本发明公开了一种特异性示踪内皮细胞分化的hESC指示细胞系的构建方法，该方法包括如下步骤：(1)构建质粒CD144N‑GFP；(2)构建质粒TALENs，所述质粒TALENs包括质粒CD144N‑L2和质粒CD144N‑R2；(3)将质粒CD144N‑GFP和质粒TALENs同时核转ESCs，经过G418筛选，挑取单克隆之后，利用跨5’同源臂引物F1/R1及跨3’同源臂引物F2/R2进行PCR初步鉴定，鉴定双侧阳性者进行Southern blot鉴定，利用Kpn I酶切，长同源臂上探针进行杂交鉴定，阳性者即为特异性示踪内皮细胞分化的hESC指示细胞系。

技术领域

本发明属于分子生物学技术领域，具体涉及特异性示踪内皮细胞分化的hESC指示细胞系的构建方法。

背景技术

人胚胎干细胞(ESCs)和诱导多能干细胞(iPSCs)为疾病建模，药物筛选和许多其他体外或体内应用提供了前所未有的优势。鉴于其独特的治疗潜力，许多研究已经制定了有效分化ESC到不同谱系细胞的方案，以避免移植未分化的ESC形成畸胎瘤。因此，建立谱系特异性报告ES/iPS细胞系对于更好地了解ES/iPS细胞的不同发育阶段，分化方案的有效优化和体内监测移植细胞存活、细胞迁移将是必不可少的。
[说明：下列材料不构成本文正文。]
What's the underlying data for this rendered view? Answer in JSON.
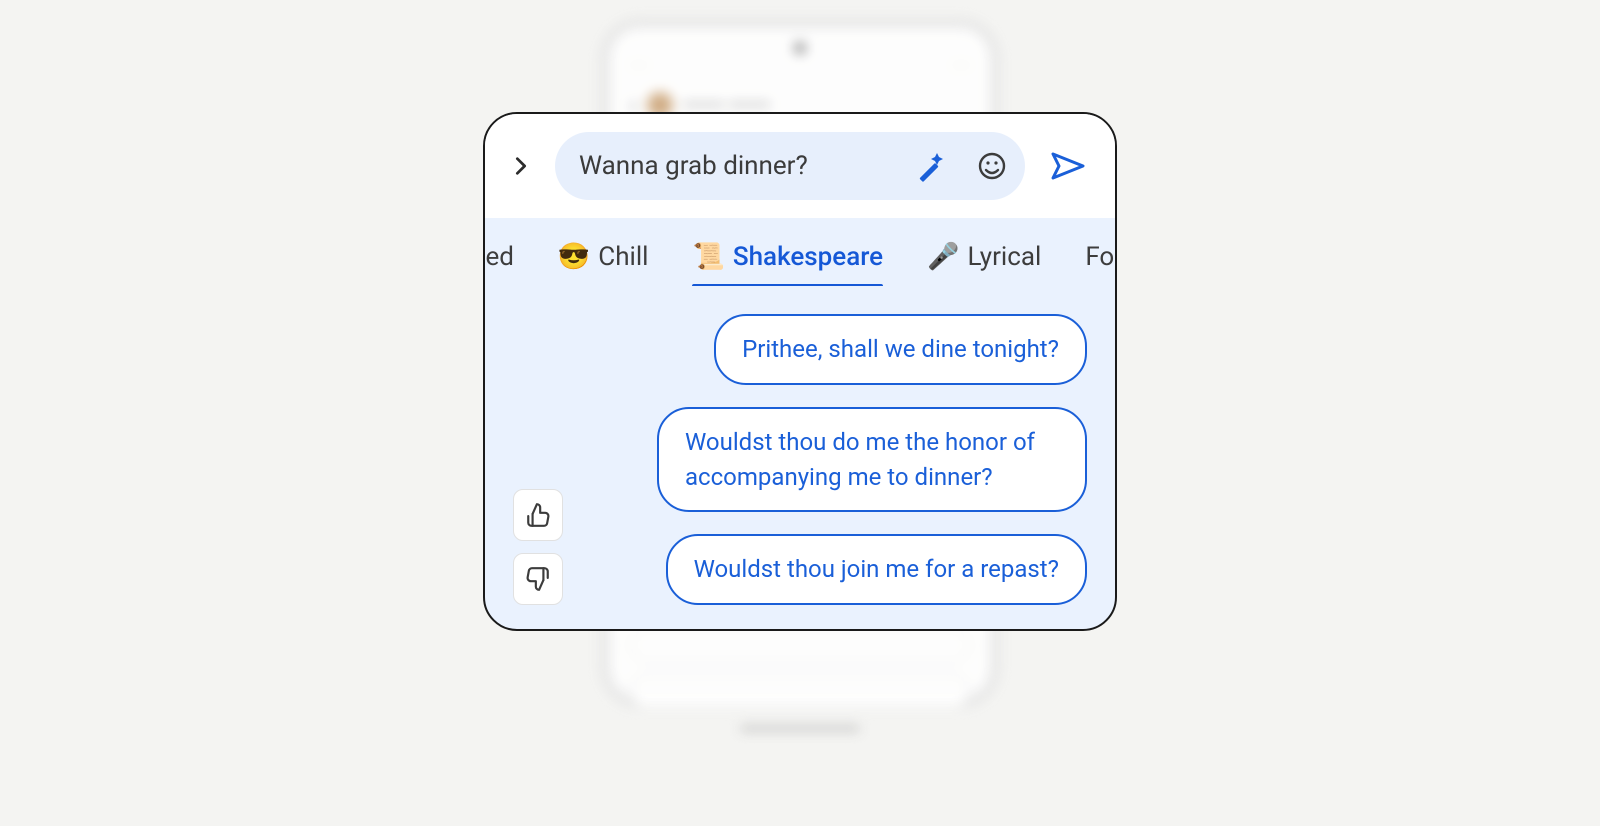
{
  "compose": {
    "text": "Wanna grab dinner?"
  },
  "tabs": {
    "partial_left": "cited",
    "items": [
      {
        "emoji": "😎",
        "label": "Chill",
        "active": false
      },
      {
        "emoji": "📜",
        "label": "Shakespeare",
        "active": true
      },
      {
        "emoji": "🎤",
        "label": "Lyrical",
        "active": false
      }
    ],
    "partial_right": "For"
  },
  "suggestions": [
    "Prithee, shall we dine tonight?",
    "Wouldst thou do me the honor of accompanying me to dinner?",
    "Wouldst thou join me for a repast?"
  ],
  "colors": {
    "accent": "#1a5fd8",
    "pill_bg": "#e7effc",
    "card_bg": "#eaf2fe"
  }
}
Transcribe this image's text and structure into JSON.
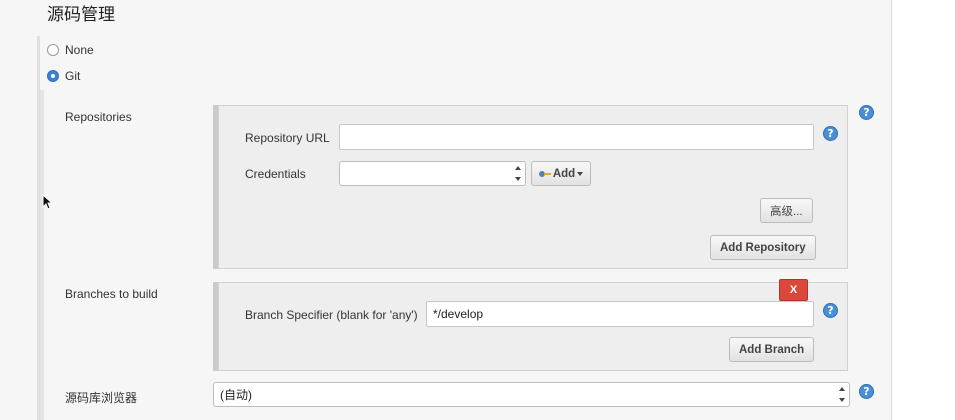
{
  "section": {
    "title": "源码管理"
  },
  "scm_options": [
    {
      "label": "None",
      "selected": false
    },
    {
      "label": "Git",
      "selected": true
    }
  ],
  "repositories": {
    "label": "Repositories",
    "url_label": "Repository URL",
    "url_value": "",
    "credentials_label": "Credentials",
    "credentials_value": "",
    "add_label": "Add",
    "advanced_label": "高级...",
    "add_repository_label": "Add Repository"
  },
  "branches": {
    "label": "Branches to build",
    "delete_label": "X",
    "specifier_label": "Branch Specifier (blank for 'any')",
    "specifier_value": "*/develop",
    "add_branch_label": "Add Branch"
  },
  "browser": {
    "label": "源码库浏览器",
    "selected": "(自动)"
  },
  "help_glyph": "?",
  "colors": {
    "accent_blue": "#4b8ed8",
    "delete_red": "#d9483b",
    "panel_bg": "#f6f6f6",
    "box_bg": "#eeeeee"
  }
}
位点特异性基因打靶是构建定点整合报告基因细胞系的有效途径。该策略依赖于目标基因组编辑和同源重组(HR)介导将外源报告基因表达框引入适当的基因组位点。这使得报告基因在内源或外源启动子的控制下永久地定点整合至基因组特定位点，而不会产生与随机整合相关联的任何不利影响。然而，ESCs中HR的低效率使得在人类ESC中的基因打靶较为困难。幸运的是，位点特异性核酸酶的出现可以帮助实现有效和特异性的基因编辑。转录激活子样效应核酸酶(TALENs)不仅可以设计和构建简单，而且具有较少的脱靶效应。因此，在本文中，我们借助TALENs来构建人类ESCs指示细胞系。

由细胞功能障碍或细胞数量减少引起的内皮细胞功能障碍导致许多疾病，如心血管疾病，肾脏疾病，血友病A等。这些疾病可以通过移植功能性内皮细胞来治疗。有许多研究使用功能性内皮细胞治疗心血管疾病和血友病A。特别是作为X连锁隐性先天性出血性疾病的血友病A被确定为基因治疗最有吸引力的候选者之一。使用经基因修正的内皮细胞是血友病A的理想治疗方法。然而，这种治疗受到人类内皮细胞来源不足和自我更新能力差的阻碍。胚胎干细胞(ESCs)因其具有自我更新能力和多谱系分化潜能可以有效解除这一限制。因此，构建可以特异性示踪内皮细胞分化的指示ESC细胞系将会发挥巨大的效用。

如上所述，目前还没有可以用来特异性示踪hESCs向内皮细胞分化的定点整合指示 ESC细胞系。如果把范围扩大的话，目前构建可以指示内皮细胞的研究倒是有不少，都是使用的随机整合策略。这种策略是一种比较粗放的方式，就是使用一个外源性克隆的内皮细胞特异性启动子加外源报告基因质粒来转染细胞，这个质粒包含了内皮细胞启动子的整个编码序列以及一个报告基因序列。整个表达框有一定几率整合到基因组中，从而表达报告基因发挥作用。其缺点有：

a.此种策略较于原位启动子处直接靶入报告基因无疑增加了质粒的大小，一般来说质粒越大，构建也越麻烦，整合效率也会降低。

而我们的策略最终整合的片段只有外源报告基因序列，减小了载体大小，技术上非常容易实现；

b.如果基因随机整合到基因组中，基因的表达可能会受到位置效应的影响，有可能表达效率低，甚至不能表达。

我们的策略是原位定点添加报告基因，就是在CD144原位启动子下游也就是起始密码子处插入报告基因编码序列，这样可以在基因原有的启动子以及调控元件下，完全指示细胞本身的实际表达情况；

c.如果质粒整合到其他内源性基因则有可能破坏内源性基因或者激活原来不表达的有害基因，从而导致不好的后果。

原位靶入报告基因策略导入的序列是精确的定点导入，不存在这种不确定性，相对安全。